# Is Xserver ported to freeBSD yet (I mean not as binary blob supported by CentOS)?



## slackguy (Mar 12, 2021)

Just yes or no.

(1) Is compat/linux-c7 a list of binary blob from centOS or does it fully compile (ie, where is source or are you sure)?

(2) X10 and X11 I'm sure were ported to BSD and freeBSD.  Is Xserver now no longer ported?  I do not mean resides in "ports" dir, I mean compiles using the freeBSD base system without emulators.  (ie where is source or are you sure?)


----------



## SirDice (Mar 13, 2021)

slackguy said:


> I do not mean resides in "ports" dir, I mean compiles using the freeBSD base system without emulators. (ie where is source or are you sure?)


x11-servers/xorg-server


----------



## zirias@ (Mar 13, 2021)

slackguy said:


> Just yes or no.


Yes. (and I might add: for ages…)


slackguy said:


> (1) Is compat/linux-c7 a list of binary blob from centOS or does it fully compile (ie, where is source or are you sure)?


The Linux compatibility userland (linux-c7 ports) mainly repackages binaries from Centos. It's perfectly possible to compile Linux binaries on FreeBSD, but it doesn't make sense for a compatibility layer. For an X server, this is definitely the wrong place to look.


slackguy said:


> I do not mean resides in "ports" dir, I mean compiles using the freeBSD base system without emulators.

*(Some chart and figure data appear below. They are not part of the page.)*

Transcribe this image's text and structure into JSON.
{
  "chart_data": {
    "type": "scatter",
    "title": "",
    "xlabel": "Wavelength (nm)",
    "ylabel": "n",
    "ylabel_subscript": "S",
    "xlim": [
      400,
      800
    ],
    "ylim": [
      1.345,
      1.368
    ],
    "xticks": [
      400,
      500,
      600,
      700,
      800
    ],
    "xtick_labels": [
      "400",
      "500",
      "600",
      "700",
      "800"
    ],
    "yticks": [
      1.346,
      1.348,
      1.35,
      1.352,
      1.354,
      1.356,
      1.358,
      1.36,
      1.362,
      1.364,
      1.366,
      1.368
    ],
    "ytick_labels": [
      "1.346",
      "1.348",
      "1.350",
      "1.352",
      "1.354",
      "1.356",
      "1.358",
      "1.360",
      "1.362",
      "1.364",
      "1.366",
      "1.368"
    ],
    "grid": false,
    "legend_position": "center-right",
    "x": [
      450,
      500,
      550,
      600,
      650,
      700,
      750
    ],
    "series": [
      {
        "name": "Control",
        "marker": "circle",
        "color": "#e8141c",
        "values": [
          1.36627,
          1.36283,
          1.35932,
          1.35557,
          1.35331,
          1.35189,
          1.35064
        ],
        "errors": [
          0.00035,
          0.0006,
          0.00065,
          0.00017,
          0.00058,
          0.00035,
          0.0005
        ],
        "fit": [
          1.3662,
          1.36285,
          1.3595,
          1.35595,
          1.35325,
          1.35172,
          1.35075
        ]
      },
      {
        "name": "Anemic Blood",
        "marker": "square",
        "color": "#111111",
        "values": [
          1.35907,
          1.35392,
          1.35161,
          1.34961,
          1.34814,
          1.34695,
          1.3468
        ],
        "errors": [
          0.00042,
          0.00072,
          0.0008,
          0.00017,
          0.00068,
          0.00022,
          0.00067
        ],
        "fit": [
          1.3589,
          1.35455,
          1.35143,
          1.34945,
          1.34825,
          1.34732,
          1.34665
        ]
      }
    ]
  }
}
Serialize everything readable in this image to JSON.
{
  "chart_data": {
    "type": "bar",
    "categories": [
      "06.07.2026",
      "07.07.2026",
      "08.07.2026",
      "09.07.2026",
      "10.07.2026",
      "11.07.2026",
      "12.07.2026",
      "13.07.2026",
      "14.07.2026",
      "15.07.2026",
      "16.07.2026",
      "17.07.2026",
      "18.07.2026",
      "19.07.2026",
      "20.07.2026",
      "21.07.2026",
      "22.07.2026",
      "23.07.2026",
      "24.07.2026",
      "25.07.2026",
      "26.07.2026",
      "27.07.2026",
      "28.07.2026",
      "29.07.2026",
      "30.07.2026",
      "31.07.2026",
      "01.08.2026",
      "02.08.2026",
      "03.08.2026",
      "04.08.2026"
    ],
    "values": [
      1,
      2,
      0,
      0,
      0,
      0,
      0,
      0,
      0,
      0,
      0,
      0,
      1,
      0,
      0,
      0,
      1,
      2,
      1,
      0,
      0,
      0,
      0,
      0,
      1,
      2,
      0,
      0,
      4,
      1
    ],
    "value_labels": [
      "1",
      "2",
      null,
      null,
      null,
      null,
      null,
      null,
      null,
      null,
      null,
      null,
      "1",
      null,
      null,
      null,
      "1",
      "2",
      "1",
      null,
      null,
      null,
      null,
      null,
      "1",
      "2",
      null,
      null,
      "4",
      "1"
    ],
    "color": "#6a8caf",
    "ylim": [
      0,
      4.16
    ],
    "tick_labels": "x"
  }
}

Which is actually the same, ports are exactly for that purpose, so I don't really understand this question. The port for Xorg's Xserver was already named above…


----------



## SirDice (Mar 13, 2021)

Don't bother responding, he's not going to understand it. For some reason he's really stuck on believing everything on FreeBSD is based around Linux. This account is just another incarnation of debguy.


----------